Sometimes I wonder if I really see other people. I mean, yeah, I literally see them as living beings inhabiting my world. I’m not weird or crazy or anything. And I’m not asking some kind of existential nor metaphysical question. What I’m trying to say is many people I don’t know personally and encounter in commonplace moments play a distinct role based on their profession or style or look that is jarring when my preconceived notions about that type bump up against a more personal reality. It’s like the ending of Scooby Doo episodes where the ghost is unmasked and it’s hard to reconcile that person being two different things. That’s how I feel sometimes. It’s like a plot twist in the mundane arc of life lived on autopilot. A wtf moment I suppose.
————-
We were about an hour from home when the pilot came over the loudspeaker and gave us his usual spiel about the approach – distance from the destination, weather on the ground, a mild thank you for choosing the airline, and from this guy a little joke. He was having a good day, excited to be getting home apparently. I was trying to watch a movie. The interruption was mildly annoying, but useful in this case. I hit the pause button and quickly calculated if I could finish the movie and use the bathroom before landing. I had a solid fifteen minute window.
I got out of my seat by expertly squeezing my body out of the gap between the tray table and arm rest; a maneuver requiring ample skill and agility so the laptop stays in tact on the tray table with headphones resting on the keyboard while I go from sitting to standing in one swift motion. It helps to be in an aisle seat. I’m pretty sure the person sitting next to me was impressed. I thought I saw a look. No matter.
When I got to the restroom I realized there was a line. I wasn’t the only one trying to beat the clock. So I stood in the aisle and watched people. I watched people watching things on their screens, playing games, trying to sleep. I make sure to notice if anyone notices me noticing them so I can quickly look away. Those situations can get awkward. Nobody likes being watched when they’re trying to be their inside, alone selves in public. A feat difficult to achieve when prying eyes are everywhere.

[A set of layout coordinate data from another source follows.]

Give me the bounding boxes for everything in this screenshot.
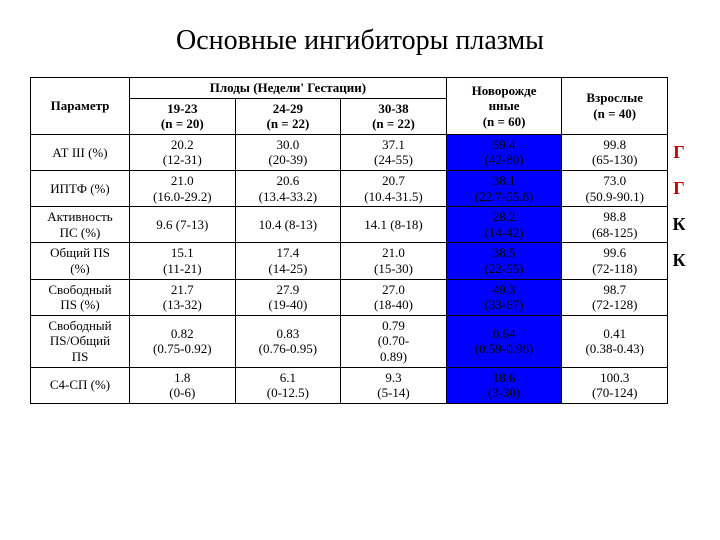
col-fetus-group: Плоды (Недели' Гестации) bbox=[130, 78, 447, 99]
side-marker: К bbox=[668, 206, 690, 242]
value-cell: 18.6(3-30) bbox=[446, 367, 562, 403]
value-cell: 9.3(5-14) bbox=[341, 367, 447, 403]
value-cell: 21.7(13-32) bbox=[130, 279, 236, 315]
col-30-38: 30-38(n = 22) bbox=[341, 98, 447, 134]
value-cell: 21.0(16.0-29.2) bbox=[130, 170, 236, 206]
value-cell: 100.3(70-124) bbox=[562, 367, 668, 403]
value-cell: 99.8(65-130) bbox=[562, 134, 668, 170]
col-param: Параметр bbox=[31, 78, 130, 135]
table-row: АТ III (%)20.2(12-31)30.0(20-39)37.1(24-… bbox=[31, 134, 668, 170]
value-cell: 99.6(72-118) bbox=[562, 243, 668, 279]
value-cell: 9.6 (7-13) bbox=[130, 207, 236, 243]
value-cell: 15.1(11-21) bbox=[130, 243, 236, 279]
value-cell: 27.9(19-40) bbox=[235, 279, 341, 315]
param-cell: СвободныйПS/ОбщийПS bbox=[31, 315, 130, 367]
value-cell: 0.64(0.59-0.98) bbox=[446, 315, 562, 367]
value-cell: 98.7(72-128) bbox=[562, 279, 668, 315]
value-cell: 30.0(20-39) bbox=[235, 134, 341, 170]
value-cell: 1.8(0-6) bbox=[130, 367, 236, 403]
value-cell: 73.0(50.9-90.1) bbox=[562, 170, 668, 206]
value-cell: 20.7(10.4-31.5) bbox=[341, 170, 447, 206]
param-cell: С4-СП (%) bbox=[31, 367, 130, 403]
side-marker: Г bbox=[668, 134, 690, 170]
value-cell: 0.79(0.70-0.89) bbox=[341, 315, 447, 367]
table-row: Общий ПS(%)15.1(11-21)17.4(14-25)21.0(15… bbox=[31, 243, 668, 279]
value-cell: 38.5(22-55) bbox=[446, 243, 562, 279]
value-cell: 17.4(14-25) bbox=[235, 243, 341, 279]
value-cell: 20.6(13.4-33.2) bbox=[235, 170, 341, 206]
value-cell: 59.4(42-80) bbox=[446, 134, 562, 170]
value-cell: 14.1 (8-18) bbox=[341, 207, 447, 243]
value-cell: 49.3(33-67) bbox=[446, 279, 562, 315]
value-cell: 0.41(0.38-0.43) bbox=[562, 315, 668, 367]
side-marker bbox=[668, 314, 690, 366]
data-table: Параметр Плоды (Недели' Гестации) Новоро… bbox=[30, 77, 668, 404]
side-marker: Г bbox=[668, 170, 690, 206]
table-row: СвободныйПS/ОбщийПS0.82(0.75-0.92)0.83(0… bbox=[31, 315, 668, 367]
value-cell: 38.1(22.7-55.8) bbox=[446, 170, 562, 206]
side-marker bbox=[668, 278, 690, 314]
value-cell: 27.0(18-40) bbox=[341, 279, 447, 315]
value-cell: 0.83(0.76-0.95) bbox=[235, 315, 341, 367]
value-cell: 0.82(0.75-0.92) bbox=[130, 315, 236, 367]
param-cell: СвободныйПS (%) bbox=[31, 279, 130, 315]
value-cell: 28.2(14-42) bbox=[446, 207, 562, 243]
table-row: ИПТФ (%)21.0(16.0-29.2)20.6(13.4-33.2)20… bbox=[31, 170, 668, 206]
param-cell: АктивностьПС (%) bbox=[31, 207, 130, 243]
col-adult: Взрослые(n = 40) bbox=[562, 78, 668, 135]
table-row: С4-СП (%)1.8(0-6)6.1(0-12.5)9.3(5-14)18.… bbox=[31, 367, 668, 403]
value-cell: 6.1(0-12.5) bbox=[235, 367, 341, 403]
col-24-29: 24-29(n = 22) bbox=[235, 98, 341, 134]
param-cell: ИПТФ (%) bbox=[31, 170, 130, 206]
page-title: Основные ингибиторы плазмы bbox=[30, 25, 690, 57]
value-cell: 20.2(12-31) bbox=[130, 134, 236, 170]
side-marker bbox=[668, 366, 690, 402]
value-cell: 21.0(15-30) bbox=[341, 243, 447, 279]
table-row: АктивностьПС (%)9.6 (7-13)10.4 (8-13)14.… bbox=[31, 207, 668, 243]
value-cell: 37.1(24-55) bbox=[341, 134, 447, 170]
value-cell: 98.8(68-125) bbox=[562, 207, 668, 243]
side-marker: К bbox=[668, 242, 690, 278]
col-newborn: Новорожденные(n = 60) bbox=[446, 78, 562, 135]
col-19-23: 19-23(n = 20) bbox=[130, 98, 236, 134]
param-cell: АТ III (%) bbox=[31, 134, 130, 170]
param-cell: Общий ПS(%) bbox=[31, 243, 130, 279]
value-cell: 10.4 (8-13) bbox=[235, 207, 341, 243]
table-row: СвободныйПS (%)21.7(13-32)27.9(19-40)27.… bbox=[31, 279, 668, 315]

Ten minutes go by before I get to the front of the line. I do an excellent job of watching without being noticed. My plans to finish the movie are probably shot, but now I’m committed to this course. This bathroom is in the very back of the plane where the flight attendants congregate. Today they are just milling around and looking at their phones when we hit a few minor bumps. At first I’m a little worried and consider just returning to my seat but they don’t seem to be concerned so I’m fine too. They are calm and collected, and that makes me the same as a result. Suddenly the seat belt light goes on and we hit a few more bumps.
I look at my watch and consider my options again. We hit some bigger bumps and one of the flight attendants starts to lose her cool practiced external work demeanor. She jumps into her seat and buckles her seat belt quicker than I can consider the relative gravity of the situation. She looks at me standing there like a lost puppy and yells over the roar of engines, much louder in the back of the plane and probably in this moment, to get back to my seat immediately. The fear in her eyes makes me scared. This is a person who flies hundreds of thousands of miles a year and serves the worst humanity has to offer with a practiced smile and now they’ve dropped the mask and are relating to me on a personal, more human level. I think we’re going to be okay, and in the end we were, but the moment stuck with me. During that whole trip, and many others just like it, she was a side character in my narrative. A fake smiling face getting me from point A to point B. But this one time she leapt out of the periphery and into a primary role devoid of all pretense.
When we finally landed and were de-planing I watched her closely, but she never looked in my direction.
————-
I once worked as a busboy at Red Lobster. The only lasting memories of the job are the amazing number of complimentary crayons children buried in apple sauce, the sheer amount of crab people could eat on all-you-can-eat crab leg days, and garlic rolls I ate by the handful as a kind of low wage employee tax. If I was going to be made to suffer then bread would be used to compensate.
One day I was working a weekend lunch shift, sweeping up around a table, probably scooping up crayons, crab, and apple sauce, when I saw my former Algebra teacher eating with her husband and high school aged daughter. They seemed so normal, but that wasn’t what struck me in the moment. Instead, it was the realization that she was a fully formed person with family and responsibilities and feelings and everything else that comes with prototypical suburban life. She didn’t just appear in the classroom on Mondays through Fridays then disappear into the ether, only to do it again the next week.
It was hard to reconcile because of how different she was in the classroom. She was the kind of teacher cruel students would snicker about behind her back. Her drab clothes and out of style hair didn’t endear her to the student body, but a lot of teachers fail the cool facade test of discerning teenagers. No, the reason she was ridiculed was because of how distant she seemed. She spoke and acted like an automaton. I never heard her voice change nor show the least bit of excitement about anything. She never uttered a single personal anecdote or told a light-hearted joke. She was all about the business of Algebra all the time. I sometimes wondered how she maintained that demeanor for however many classes she taught a day and for however many years. It was exhausting to consider.
But in that moment, out of context, she was a mother and wife and American middle class everywoman enjoying an objectively terrible meal in a terrible restaurant designed as a simulacrum of a casual seaside tavern.
Now I look back and see myself standing there holding a broom, wearing a fish themed button up shirt, rushing around to get my work done, and wonder: how did she see me, if she saw me at all?